Esas opiniones tan sesgadas nos duelen especialmente a los que llevamos toda la vida trabajando muy duro, y no siempre en las mejores condiciones, en un ámbito en el que encontramos no solo un cauce para nuestro desarrollo profesional sino también personal. Porque entiendo que enseñar e investigar tienen mucho de pasión por la vida, de implicación absoluta del cuerpo y la mente en una tarea que carece de horarios y nos ocupa casi sin descanso. Al menos yo no entiendo de otra manera mi dedicación a un trabajo en el que permanentemente tengo que demostrar mis capacidades, el que nunca dejo de estar sometido a controles internos y externos y en el que, a diferencia de lo que piensa una buena parte de quienes nos miran, siempre queda un riguroso rastro tanto de lo que hacemos bien como de aquello en lo que erramos. Por todo ello, me duele tanto, como supongo que también a tantos y tantas colegas, todo lo que está sucediendo en torno al máster de la señora Cifuentes.  Un asunto en el que es evidente que algo huele a podrido y que, por tanto, nos sitúa frente a lo peor que se le puede reprochar no solo a una Universidad sino en general a cualquier espacio público: la falta de transparencia, el incumplimiento de las reglas del juego y, por supuesto, las mentiras o medias verdades con las que se trata de despistar al respetable. Algo que ha alcanzado unos vergonzosos niveles de cinismo en la comparecencia de la alumna “fantasma” ante el órgano que representa a la ciudadanía madrileña. Un ejercicio de cinismo e irresponsabilidad política que debería activar inmediatamente una moción de censura y que, lógicamente, a través de la propuesta de una Comisión de investigación realizada por Ciudadanos, corre el riesgo de dejarse morir en el tiempo.  De esta manera, comprobamos como los adalides de la regeneración democrática acaban siendo fieles cómplices del más puro estilo Rajoy.

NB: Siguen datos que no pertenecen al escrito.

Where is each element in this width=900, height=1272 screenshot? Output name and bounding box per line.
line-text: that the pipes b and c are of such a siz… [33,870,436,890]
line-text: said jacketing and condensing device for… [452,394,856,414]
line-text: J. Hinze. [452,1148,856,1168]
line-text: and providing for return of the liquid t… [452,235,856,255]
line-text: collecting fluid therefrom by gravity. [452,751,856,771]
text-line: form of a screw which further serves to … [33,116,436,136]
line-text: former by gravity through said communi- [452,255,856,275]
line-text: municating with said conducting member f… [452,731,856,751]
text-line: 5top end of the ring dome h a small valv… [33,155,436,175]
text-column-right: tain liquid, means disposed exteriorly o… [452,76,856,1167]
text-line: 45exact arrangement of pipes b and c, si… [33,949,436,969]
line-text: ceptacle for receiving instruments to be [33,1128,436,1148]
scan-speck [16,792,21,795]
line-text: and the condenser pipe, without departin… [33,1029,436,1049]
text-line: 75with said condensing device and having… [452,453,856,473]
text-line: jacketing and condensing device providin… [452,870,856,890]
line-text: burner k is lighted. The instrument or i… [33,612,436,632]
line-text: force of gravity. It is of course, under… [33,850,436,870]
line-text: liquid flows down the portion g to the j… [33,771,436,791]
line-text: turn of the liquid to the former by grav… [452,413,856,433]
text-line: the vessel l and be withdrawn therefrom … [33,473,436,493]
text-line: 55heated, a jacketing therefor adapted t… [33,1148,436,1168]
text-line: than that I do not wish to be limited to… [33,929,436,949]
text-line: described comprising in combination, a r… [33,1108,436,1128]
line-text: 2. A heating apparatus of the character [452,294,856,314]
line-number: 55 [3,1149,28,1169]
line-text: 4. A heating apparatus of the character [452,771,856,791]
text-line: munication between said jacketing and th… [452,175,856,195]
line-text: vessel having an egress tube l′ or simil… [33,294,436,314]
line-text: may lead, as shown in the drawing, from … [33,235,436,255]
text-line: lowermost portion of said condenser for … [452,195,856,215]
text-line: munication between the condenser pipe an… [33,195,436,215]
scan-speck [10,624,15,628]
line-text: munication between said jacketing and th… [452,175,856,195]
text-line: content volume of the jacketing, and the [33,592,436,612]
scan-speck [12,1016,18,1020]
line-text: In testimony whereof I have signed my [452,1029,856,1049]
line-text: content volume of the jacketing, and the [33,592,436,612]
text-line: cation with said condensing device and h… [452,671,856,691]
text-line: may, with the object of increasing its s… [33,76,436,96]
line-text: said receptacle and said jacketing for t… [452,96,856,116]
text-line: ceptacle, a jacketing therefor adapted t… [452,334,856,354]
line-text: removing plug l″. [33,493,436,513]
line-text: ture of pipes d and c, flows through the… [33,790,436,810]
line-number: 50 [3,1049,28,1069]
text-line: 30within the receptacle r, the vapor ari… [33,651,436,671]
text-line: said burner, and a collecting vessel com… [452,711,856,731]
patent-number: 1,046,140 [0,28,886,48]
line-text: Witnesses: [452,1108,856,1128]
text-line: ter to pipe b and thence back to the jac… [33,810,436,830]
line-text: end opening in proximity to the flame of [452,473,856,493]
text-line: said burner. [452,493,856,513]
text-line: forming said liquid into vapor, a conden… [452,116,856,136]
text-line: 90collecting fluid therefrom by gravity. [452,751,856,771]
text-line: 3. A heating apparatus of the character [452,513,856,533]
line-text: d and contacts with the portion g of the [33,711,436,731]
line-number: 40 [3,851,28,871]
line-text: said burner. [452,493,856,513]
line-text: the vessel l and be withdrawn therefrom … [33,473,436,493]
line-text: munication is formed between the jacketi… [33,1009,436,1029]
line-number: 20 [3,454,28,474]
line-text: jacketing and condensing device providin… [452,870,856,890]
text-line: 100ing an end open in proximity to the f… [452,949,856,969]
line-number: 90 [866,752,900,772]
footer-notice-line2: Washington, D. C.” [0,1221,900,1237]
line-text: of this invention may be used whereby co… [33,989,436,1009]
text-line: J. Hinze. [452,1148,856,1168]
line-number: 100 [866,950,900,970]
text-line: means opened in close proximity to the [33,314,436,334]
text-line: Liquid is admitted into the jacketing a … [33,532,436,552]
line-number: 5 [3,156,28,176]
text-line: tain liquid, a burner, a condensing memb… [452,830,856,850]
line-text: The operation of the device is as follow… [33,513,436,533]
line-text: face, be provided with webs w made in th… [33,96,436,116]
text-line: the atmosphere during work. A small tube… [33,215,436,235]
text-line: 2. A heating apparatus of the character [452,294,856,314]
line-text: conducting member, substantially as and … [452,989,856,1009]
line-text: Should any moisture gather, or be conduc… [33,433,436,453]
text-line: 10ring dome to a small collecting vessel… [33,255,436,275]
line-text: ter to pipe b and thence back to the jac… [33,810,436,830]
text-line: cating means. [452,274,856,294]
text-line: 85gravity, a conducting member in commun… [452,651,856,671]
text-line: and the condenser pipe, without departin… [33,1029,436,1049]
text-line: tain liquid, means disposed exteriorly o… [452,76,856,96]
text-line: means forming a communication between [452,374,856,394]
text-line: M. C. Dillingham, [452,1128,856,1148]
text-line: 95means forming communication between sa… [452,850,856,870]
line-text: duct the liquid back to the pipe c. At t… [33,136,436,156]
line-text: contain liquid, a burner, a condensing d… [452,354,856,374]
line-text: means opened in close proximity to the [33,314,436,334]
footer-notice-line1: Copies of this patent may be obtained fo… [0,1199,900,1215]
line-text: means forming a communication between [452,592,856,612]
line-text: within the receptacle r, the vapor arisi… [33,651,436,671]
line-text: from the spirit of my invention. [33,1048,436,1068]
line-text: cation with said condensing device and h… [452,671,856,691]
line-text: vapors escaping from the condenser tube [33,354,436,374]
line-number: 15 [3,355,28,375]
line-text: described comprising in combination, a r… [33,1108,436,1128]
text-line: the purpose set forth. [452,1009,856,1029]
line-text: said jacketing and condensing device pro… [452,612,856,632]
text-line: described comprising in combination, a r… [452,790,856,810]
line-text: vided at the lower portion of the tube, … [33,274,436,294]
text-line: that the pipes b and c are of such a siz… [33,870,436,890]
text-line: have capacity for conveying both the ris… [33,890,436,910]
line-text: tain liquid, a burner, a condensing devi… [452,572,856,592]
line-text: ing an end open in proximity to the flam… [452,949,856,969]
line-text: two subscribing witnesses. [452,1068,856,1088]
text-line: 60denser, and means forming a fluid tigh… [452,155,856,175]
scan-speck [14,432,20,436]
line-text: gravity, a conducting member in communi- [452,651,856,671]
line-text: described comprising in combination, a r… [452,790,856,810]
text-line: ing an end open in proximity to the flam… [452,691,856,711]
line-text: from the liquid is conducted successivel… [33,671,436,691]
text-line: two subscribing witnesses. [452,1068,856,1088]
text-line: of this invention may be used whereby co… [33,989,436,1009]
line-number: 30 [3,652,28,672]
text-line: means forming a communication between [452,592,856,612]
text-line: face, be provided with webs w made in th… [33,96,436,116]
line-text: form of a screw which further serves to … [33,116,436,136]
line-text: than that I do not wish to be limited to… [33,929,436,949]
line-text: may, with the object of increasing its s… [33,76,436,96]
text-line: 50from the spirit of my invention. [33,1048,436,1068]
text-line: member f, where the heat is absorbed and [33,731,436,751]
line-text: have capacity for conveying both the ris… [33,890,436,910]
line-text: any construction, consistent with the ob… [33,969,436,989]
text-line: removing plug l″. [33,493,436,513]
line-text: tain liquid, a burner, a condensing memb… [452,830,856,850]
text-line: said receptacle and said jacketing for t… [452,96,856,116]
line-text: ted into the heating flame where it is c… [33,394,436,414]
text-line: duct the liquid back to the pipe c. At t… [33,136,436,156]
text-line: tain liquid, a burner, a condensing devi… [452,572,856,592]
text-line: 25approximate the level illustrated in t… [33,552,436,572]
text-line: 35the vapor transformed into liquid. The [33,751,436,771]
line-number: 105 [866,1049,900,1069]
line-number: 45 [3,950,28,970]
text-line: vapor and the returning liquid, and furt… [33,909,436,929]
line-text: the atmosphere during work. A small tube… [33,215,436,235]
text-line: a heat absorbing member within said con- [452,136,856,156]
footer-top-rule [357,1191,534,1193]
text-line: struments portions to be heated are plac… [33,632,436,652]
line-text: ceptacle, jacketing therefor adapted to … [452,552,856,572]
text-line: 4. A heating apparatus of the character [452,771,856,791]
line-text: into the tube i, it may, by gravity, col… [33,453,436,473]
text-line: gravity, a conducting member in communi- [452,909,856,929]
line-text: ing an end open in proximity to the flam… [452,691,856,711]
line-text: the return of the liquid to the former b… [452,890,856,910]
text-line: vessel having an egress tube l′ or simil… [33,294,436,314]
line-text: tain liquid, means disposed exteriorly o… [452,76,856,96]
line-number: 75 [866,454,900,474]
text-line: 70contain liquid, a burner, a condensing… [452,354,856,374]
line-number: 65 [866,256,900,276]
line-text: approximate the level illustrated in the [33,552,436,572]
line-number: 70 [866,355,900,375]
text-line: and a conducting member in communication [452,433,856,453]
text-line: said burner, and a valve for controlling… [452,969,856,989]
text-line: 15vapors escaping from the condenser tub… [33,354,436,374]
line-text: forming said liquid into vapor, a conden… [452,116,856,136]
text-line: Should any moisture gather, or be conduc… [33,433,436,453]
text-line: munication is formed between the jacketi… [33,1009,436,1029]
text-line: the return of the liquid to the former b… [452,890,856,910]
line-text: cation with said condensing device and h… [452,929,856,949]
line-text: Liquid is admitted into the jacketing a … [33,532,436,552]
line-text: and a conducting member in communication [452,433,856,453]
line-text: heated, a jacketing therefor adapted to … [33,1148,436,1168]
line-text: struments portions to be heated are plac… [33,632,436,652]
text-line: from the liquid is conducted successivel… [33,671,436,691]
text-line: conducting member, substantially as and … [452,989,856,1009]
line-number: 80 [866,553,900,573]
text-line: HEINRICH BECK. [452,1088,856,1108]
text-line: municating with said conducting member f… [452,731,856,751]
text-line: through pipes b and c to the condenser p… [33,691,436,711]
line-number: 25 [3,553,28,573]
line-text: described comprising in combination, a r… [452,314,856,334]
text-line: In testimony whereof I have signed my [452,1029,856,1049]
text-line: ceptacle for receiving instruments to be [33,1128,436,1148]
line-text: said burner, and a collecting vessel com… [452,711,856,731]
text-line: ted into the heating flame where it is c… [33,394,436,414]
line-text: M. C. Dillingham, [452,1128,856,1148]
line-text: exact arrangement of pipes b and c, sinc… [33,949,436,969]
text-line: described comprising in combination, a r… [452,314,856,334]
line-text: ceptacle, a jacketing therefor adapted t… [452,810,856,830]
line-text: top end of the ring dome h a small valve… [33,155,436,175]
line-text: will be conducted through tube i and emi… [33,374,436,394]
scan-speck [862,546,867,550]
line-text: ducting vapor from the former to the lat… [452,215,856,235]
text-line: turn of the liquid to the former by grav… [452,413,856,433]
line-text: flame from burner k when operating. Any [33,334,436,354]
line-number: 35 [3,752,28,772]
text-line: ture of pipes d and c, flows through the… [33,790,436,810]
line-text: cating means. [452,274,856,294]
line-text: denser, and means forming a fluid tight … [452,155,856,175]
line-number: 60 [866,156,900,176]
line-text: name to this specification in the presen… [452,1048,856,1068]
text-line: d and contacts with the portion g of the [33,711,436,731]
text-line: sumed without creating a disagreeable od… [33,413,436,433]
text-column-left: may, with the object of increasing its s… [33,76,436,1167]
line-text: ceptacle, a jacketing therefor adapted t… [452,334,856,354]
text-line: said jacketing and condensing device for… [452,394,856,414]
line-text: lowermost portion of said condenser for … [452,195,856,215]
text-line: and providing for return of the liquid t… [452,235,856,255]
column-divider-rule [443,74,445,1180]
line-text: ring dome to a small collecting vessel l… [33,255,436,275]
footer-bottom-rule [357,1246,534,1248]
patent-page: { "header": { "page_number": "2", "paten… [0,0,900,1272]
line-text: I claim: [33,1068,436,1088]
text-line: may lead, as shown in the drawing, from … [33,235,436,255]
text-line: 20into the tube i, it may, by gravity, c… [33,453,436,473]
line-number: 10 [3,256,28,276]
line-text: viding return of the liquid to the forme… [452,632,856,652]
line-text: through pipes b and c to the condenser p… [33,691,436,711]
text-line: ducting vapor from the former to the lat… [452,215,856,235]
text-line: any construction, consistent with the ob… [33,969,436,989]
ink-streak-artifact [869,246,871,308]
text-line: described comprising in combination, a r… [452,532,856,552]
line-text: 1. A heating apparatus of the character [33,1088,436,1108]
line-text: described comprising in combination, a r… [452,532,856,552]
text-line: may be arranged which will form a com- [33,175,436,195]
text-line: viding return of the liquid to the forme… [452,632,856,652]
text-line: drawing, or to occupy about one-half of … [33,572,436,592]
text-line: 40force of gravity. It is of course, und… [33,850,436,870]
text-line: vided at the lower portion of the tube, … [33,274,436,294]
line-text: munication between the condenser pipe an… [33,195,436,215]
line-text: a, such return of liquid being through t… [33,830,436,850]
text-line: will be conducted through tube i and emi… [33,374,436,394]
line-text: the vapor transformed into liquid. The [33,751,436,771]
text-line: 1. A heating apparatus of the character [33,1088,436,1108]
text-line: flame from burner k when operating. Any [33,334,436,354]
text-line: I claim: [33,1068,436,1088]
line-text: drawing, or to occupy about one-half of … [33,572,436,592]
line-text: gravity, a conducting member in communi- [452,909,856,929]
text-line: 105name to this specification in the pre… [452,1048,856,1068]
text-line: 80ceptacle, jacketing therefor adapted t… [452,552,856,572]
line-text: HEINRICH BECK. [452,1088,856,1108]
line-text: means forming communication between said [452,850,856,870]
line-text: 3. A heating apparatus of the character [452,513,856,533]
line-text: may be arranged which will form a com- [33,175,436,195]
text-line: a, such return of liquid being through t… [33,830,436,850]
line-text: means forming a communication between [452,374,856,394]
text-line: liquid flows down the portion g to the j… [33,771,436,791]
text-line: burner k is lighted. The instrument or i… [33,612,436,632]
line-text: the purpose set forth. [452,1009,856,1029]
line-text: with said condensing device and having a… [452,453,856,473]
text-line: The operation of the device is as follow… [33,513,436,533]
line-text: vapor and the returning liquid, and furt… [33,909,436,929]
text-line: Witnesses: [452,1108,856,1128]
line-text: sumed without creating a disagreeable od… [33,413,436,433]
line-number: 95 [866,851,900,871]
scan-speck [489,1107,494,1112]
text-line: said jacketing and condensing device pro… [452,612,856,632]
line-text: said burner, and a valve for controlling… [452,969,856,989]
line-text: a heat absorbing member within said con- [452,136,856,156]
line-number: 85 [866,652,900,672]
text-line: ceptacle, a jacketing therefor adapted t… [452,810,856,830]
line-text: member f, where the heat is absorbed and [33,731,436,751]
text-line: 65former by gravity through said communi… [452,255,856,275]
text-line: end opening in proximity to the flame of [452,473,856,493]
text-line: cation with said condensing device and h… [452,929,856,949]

Como ciudadano me indigna el nivel de desfachatez al que están llegando nuestros representantes, muy especialmente quienes nos (des)gobiernan pero también quienes crecen en el favor de las encuestas haciendo apenas un paripé de limpieza democrática.  Pero, como profesor universitario, supera la indignación todo lo que nos está llegando de una Universidad que al parecer algunos han convertido en un espacio en el que paradójicamente parecen no regir las reglas mínimas del Estado de Derecho. Me duele como universitario el mal olor que desprenden Cristina Cifuentes, y con ella todos quienes han sido cómplices en su singular y fantasmagórico Máster, no solo porque llegado el caso sus actuaciones puedan ser objeto de una clasificación delictiva, sino por lo que supone de negación de todo el trabajo, dedicación y esfuerzo que para tantos nos ha supuesto seguir una carrera profesional muy exigente y comprometida. Lo cual, insisto, no quiere decir que no haya ni haya habido impresentables que han hecho de su capa un sayo, pero en general me consta que quienes hoy han terminado su doctorado y no digamos ocupan una plaza de profesor o profesora han tenido que trabajárselo mucho, en condiciones habitualmente precarias y tan solo animados por la vocación que, de no existir, convertiría la vida universitaria en un laberinto incluso tóxico. Espero pues que se exijan las pertinentes responsabilidades y se sancione a todos quienes hayan pretendido hacer de los despachos universitarios el escenario perfecto para la satisfacción de sus intereses egoístas y de los de sus secuaces. Nos va el prestigio de la educación superior en ello y, por supuesto, a nivel más personal, el sentido de la decencia que para mí debe ser consustancial en quienes nos dedicamos a la sagrada tarea de pensar y enseñar. Una decencia que nos obligaría a señalar con el dedo y, a ser posible, a expulsar de espacios donde también se alimentan los valores que se proyectan en la vida pública, a todos y a todas quienes actúan en ellos más como padrinos que como sabios. A quienes no piensan tanto en la responsabilidad pública de tu dedicación sino más bien en las lindezas de un ombligo que les hacen sentir que están por encima del bien y del mal.